Quanto alle competenze, si prediligono quelle tecniche (78%), seguite da quelle commerciali (35%). Non a caso, i sales sono gli unici ad avere avuto un incremento salariale a due cifre nell’ultimo triennio in Italia (+15%), come risulta dall’ultimo report sulle retribuzioni di Towers Watson. In generale, comunque, chi ha talento è giovane, dotato di intelligenza sopra la media e ad alto potenziale, ovvero ha la capacità di crescere professionalmente e di assumere elevate responsabilità in tempi rapidi, ma può essere anche una persona dotata di spiccate competenze professionali distintive, particolarmente utili all’azienda. Quasi una su due (47%) dichiara di avere un numero di talenti tra l’1 e il 5% dei dipendenti. Solo il 4% supera il 15% e, con riferimento agli ultimi tre anni, l’80% dice di aver reclutato un numero inferiore al 5% tra impiegati e dirigenti.

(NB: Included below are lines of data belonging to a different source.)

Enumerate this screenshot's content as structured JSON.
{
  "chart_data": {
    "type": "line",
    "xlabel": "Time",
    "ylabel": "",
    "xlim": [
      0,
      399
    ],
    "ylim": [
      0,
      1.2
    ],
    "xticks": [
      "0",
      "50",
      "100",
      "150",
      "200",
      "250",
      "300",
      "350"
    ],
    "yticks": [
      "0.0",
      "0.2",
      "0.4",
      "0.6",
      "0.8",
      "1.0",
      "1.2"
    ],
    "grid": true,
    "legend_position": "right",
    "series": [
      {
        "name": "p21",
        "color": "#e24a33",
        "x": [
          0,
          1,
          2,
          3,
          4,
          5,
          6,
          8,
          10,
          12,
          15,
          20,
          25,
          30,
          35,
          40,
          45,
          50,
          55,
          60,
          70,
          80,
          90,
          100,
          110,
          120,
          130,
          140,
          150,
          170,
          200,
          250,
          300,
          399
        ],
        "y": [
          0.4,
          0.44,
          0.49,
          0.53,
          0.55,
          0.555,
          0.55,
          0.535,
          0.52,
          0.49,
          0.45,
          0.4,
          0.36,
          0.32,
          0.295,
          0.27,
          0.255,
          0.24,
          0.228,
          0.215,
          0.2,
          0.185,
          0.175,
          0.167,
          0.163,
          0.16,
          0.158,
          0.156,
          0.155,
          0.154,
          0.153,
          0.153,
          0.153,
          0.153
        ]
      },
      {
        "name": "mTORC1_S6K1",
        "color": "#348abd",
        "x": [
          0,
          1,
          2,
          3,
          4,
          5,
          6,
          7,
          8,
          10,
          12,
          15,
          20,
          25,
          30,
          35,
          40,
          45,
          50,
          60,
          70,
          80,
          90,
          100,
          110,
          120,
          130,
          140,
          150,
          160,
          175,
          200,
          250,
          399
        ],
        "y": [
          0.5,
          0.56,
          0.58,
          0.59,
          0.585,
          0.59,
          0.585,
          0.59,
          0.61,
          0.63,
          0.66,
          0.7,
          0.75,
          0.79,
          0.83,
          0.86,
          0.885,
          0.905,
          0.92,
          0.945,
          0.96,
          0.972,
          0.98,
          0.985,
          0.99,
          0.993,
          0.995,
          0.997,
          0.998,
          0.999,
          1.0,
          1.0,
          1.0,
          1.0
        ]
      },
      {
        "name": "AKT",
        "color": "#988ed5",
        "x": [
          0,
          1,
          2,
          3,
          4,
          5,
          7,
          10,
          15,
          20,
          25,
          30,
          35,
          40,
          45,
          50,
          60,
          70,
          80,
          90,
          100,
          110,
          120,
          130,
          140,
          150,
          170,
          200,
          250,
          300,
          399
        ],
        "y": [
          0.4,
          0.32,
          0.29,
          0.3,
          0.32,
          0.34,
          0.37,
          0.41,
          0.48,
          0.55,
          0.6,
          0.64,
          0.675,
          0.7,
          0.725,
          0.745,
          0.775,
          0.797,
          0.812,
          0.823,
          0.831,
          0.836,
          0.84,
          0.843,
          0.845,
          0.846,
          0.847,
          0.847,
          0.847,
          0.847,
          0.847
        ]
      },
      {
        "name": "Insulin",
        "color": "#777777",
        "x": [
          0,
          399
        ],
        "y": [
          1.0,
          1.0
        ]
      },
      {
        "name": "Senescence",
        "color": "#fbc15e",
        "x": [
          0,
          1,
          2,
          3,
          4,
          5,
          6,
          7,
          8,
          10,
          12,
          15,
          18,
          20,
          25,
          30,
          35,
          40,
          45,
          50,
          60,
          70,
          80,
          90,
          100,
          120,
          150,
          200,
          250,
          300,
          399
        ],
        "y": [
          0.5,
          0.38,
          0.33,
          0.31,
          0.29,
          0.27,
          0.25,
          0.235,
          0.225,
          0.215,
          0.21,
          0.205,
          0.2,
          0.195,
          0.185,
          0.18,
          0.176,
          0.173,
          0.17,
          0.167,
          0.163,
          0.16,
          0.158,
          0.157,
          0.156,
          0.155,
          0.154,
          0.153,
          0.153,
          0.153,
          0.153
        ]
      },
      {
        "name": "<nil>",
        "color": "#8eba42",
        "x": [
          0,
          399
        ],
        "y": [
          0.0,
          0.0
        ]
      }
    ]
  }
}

Gli strumenti di recruiting più usati sono quelli tradizionali: valutazione dei curriculum vitae, interviste sulle competenze e interviste biografiche. I canali di ricerca principali sono le auto-candidature e le società di ricerca e selezione. Ancora pionieristico il ricorso alle società di recruitment online e ai social network professionali.

In generale, nella ricerca di personale prevale un’ottica di breve periodo, in base alla necessità di coprire ruoli vacanti (94%), che non secondo campagne pianificate e continuative, indipendenti dalle posizioni aperte in quel momento. Infatti, la maggior parte delle medie imprese italiane non ha ancora un sistema strutturato di talent management (il 94%, di cui il 39% non ce l’ha e non è interessato a introdurlo e il 55% non ce l’ha, ma intende introdurlo in futuro).

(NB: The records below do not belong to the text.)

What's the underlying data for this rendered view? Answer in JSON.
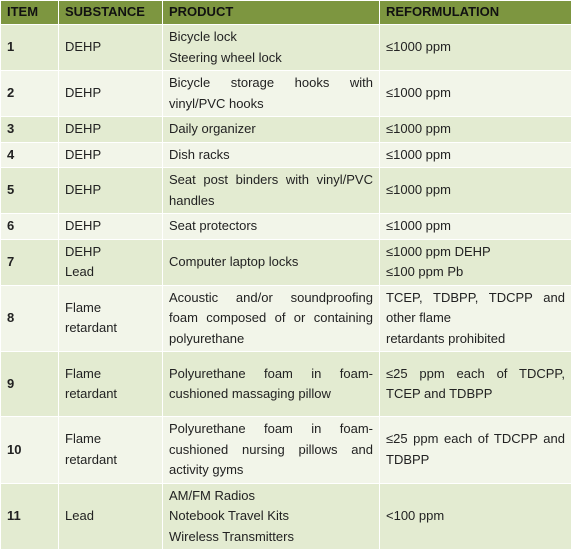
{
  "headers": {
    "item": "ITEM",
    "substance": "SUBSTANCE",
    "product": "PRODUCT",
    "reformulation": "REFORMULATION"
  },
  "rows": [
    {
      "item": "1",
      "substance": [
        "DEHP"
      ],
      "product": [
        "Bicycle lock",
        "Steering wheel lock"
      ],
      "reformulation": [
        "≤1000 ppm"
      ]
    },
    {
      "item": "2",
      "substance": [
        "DEHP"
      ],
      "product": [
        "Bicycle storage hooks with vinyl/PVC hooks"
      ],
      "reformulation": [
        "≤1000 ppm"
      ]
    },
    {
      "item": "3",
      "substance": [
        "DEHP"
      ],
      "product": [
        "Daily organizer"
      ],
      "reformulation": [
        "≤1000 ppm"
      ]
    },
    {
      "item": "4",
      "substance": [
        "DEHP"
      ],
      "product": [
        "Dish racks"
      ],
      "reformulation": [
        "≤1000 ppm"
      ]
    },
    {
      "item": "5",
      "substance": [
        "DEHP"
      ],
      "product": [
        "Seat post binders with vinyl/PVC handles"
      ],
      "reformulation": [
        "≤1000 ppm"
      ]
    },
    {
      "item": "6",
      "substance": [
        "DEHP"
      ],
      "product": [
        "Seat protectors"
      ],
      "reformulation": [
        "≤1000 ppm"
      ]
    },
    {
      "item": "7",
      "substance": [
        "DEHP",
        "Lead"
      ],
      "product": [
        "Computer laptop locks"
      ],
      "reformulation": [
        "≤1000 ppm DEHP",
        "≤100 ppm Pb"
      ]
    },
    {
      "item": "8",
      "substance": [
        "Flame retardant"
      ],
      "product": [
        "Acoustic and/or soundproofing foam composed of or containing polyurethane"
      ],
      "reformulation": [
        "TCEP, TDBPP, TDCPP and other flame",
        "retardants prohibited"
      ]
    },
    {
      "item": "9",
      "substance": [
        "Flame retardant"
      ],
      "product": [
        "Polyurethane foam in foam-cushioned massaging pillow"
      ],
      "reformulation": [
        "≤25 ppm each of TDCPP, TCEP and TDBPP"
      ]
    },
    {
      "item": "10",
      "substance": [
        "Flame retardant"
      ],
      "product": [
        "Polyurethane foam in foam-cushioned nursing pillows and activity gyms"
      ],
      "reformulation": [
        "≤25 ppm each of TDCPP and TDBPP"
      ]
    },
    {
      "item": "11",
      "substance": [
        "Lead"
      ],
      "product": [
        "AM/FM Radios",
        "Notebook Travel Kits",
        "Wireless Transmitters"
      ],
      "reformulation": [
        "<100 ppm"
      ]
    }
  ]
}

Gli imprenditori e il talento, un binomio da cui dipendono le performance di business

Sulla base del diverso modo di trattare i talenti, gli imprenditori si dividono in: disinteressati al talento (30%), «person-oriented» (47%) ed «expertise-oriented» (23%). In particolare, i disinteressati considerano il talento una competenza tecnica e non riservano specifiche azioni, né in fase di recruiting né di sviluppo, gestendolo come e insieme alle altre risorse.

Da questo approccio derivano performance inferiori alle potenzialità e un ridotto tempo di permanenza. Si tratta di aziende nazionali, a controllo familiare, con un fatturato compreso tra 10 e 49 milioni di euro e con un numero di dipendenti compreso tra 50 e 249. Le aziende «person-oriented», invece, multinazionali a controllo familiare, hanno una strategia di gestione dei talenti più definita, basata sul fatto che il talento sia legato al potenziale della persona e alla sua capacità di apprendimento. Quindi, ricercano soprattutto decision making e propensione al cambiamento. La maggior parte non possiede un vero e proprio sistema di talent management, ma manifesta attenzione al tema e volontà d’introdurlo.

Gli «expertice-oriented» sono il profilo meno numeroso, corrisponde ad aziende non a controllo familiare, con un fatturato tra 10 e 250 milioni di euro e un numero di dipendenti fino a 250, che è anche il più evoluto in termini di strategie di talent management. Vedono il talento come competenza professionale, quindi oltre a ricercare capacità di decision making e attitudine al cambiamento, ritengono molto importante l’expertise. Utilizzano con più frequenza ed efficacia gli strumenti avanzati e quelli di employer branding (career day, pubblicità e comunicazione). Sono anche più abili a trattenere i talenti: ne valorizzano crescita e sviluppo con formazione, mentoring, coach, job rotation e anche work-life balance. Job rotation ed executive coaching, in particolare, sono gli strumenti di gestione dei talenti risultati più critici, mentre la formazione resta la più efficace.